- Born: 1981 (age 44–45) Kansas City, Missouri, U.S.
- Education: BFA, Otis College of Art and Design (2005); MFA, ArtCenter College of Design (2022)
- Known for: Painting
- Movement: Contemporary art

= Angeline Rivas =

American contemporary painter (born 1981)

Angeline Rivas (born 1981) is an American painter based in Los Angeles whose airbrushed compositions merge mysticism, color theory, and California counterculture.

== Career and work ==
Rivas works primarily with airbrush on wood panel and canvas, creating layered compositions in fluorescent gradients of color. Her paintings often combine smooth, glowing atmospheres with abrupt interruptions—marks of tape, hand-drawn graffiti, or faint residue from previous layers—revealing the physical process beneath their polished surfaces. These traces introduce a tension between illusion and materiality, evoking both visionary experience and human fallibility.

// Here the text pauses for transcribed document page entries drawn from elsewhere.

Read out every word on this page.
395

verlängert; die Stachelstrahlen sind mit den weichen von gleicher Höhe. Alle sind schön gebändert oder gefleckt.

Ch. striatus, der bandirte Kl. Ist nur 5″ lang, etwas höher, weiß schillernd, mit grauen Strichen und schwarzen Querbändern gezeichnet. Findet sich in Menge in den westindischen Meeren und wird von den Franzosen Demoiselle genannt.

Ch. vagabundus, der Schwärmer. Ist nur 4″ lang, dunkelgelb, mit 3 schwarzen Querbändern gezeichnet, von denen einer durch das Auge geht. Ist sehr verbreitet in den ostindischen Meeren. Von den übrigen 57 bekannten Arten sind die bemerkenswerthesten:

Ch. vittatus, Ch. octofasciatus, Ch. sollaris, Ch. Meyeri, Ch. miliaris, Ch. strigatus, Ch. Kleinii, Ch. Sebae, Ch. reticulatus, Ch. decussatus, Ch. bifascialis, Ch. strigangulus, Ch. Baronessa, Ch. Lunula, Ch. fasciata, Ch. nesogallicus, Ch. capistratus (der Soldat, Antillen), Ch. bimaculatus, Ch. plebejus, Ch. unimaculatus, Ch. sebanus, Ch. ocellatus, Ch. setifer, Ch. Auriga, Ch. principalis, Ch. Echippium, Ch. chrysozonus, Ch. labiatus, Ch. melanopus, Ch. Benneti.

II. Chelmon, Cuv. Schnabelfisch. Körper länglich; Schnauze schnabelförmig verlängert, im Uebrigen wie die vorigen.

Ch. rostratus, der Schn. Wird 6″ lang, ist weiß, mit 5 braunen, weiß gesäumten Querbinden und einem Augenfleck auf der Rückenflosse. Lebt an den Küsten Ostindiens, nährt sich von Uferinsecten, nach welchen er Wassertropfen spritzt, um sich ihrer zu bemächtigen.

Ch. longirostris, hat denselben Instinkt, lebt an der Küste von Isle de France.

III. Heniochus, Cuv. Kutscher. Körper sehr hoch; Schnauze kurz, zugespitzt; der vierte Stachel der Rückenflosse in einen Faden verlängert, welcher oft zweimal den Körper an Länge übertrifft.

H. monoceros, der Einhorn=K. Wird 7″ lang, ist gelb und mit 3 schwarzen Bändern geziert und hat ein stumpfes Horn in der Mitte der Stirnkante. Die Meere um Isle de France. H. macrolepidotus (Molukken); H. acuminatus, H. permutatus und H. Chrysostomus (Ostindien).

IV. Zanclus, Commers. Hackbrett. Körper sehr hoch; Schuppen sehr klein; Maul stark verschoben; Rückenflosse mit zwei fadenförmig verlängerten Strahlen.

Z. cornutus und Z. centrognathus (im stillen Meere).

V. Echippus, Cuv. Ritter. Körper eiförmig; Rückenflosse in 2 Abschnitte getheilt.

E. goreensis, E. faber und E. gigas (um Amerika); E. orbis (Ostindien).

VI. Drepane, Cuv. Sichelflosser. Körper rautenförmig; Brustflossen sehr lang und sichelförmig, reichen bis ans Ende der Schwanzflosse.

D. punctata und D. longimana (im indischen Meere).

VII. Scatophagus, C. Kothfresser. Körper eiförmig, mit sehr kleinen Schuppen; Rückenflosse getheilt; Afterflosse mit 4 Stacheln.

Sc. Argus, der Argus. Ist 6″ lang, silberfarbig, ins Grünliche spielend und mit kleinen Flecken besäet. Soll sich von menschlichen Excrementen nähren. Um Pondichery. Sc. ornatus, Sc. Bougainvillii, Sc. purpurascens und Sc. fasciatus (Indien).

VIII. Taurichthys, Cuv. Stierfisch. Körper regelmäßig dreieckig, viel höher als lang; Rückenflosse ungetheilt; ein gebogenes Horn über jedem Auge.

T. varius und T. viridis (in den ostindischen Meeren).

Her imagery draws upon a broad range of references, including Californian new-age philosophies, cosmic symbolism, and apocalyptic imagination. The work explores how spiritual or transcendental ideals can mutate into aesthetic experience, using light and color to visualize states of energy, faith, and collapse. Critics have associated her practice with the transcendental abstraction of Agnes Pelton, the feminist exuberance of Judy Chicago, and the pop cosmologies of Kenny Scharf, while noting her distinct synthesis of mysticism and material critique.

== Selected press ==
- "Best in Show: Artillery 2023 Top Ten," Artillery, 2023.
- "The Best Booths at Felix LA 2024," ARTnews, 2024.
- "Stars Aligning: When Art Meets Astrology," Art Basel News, 2023.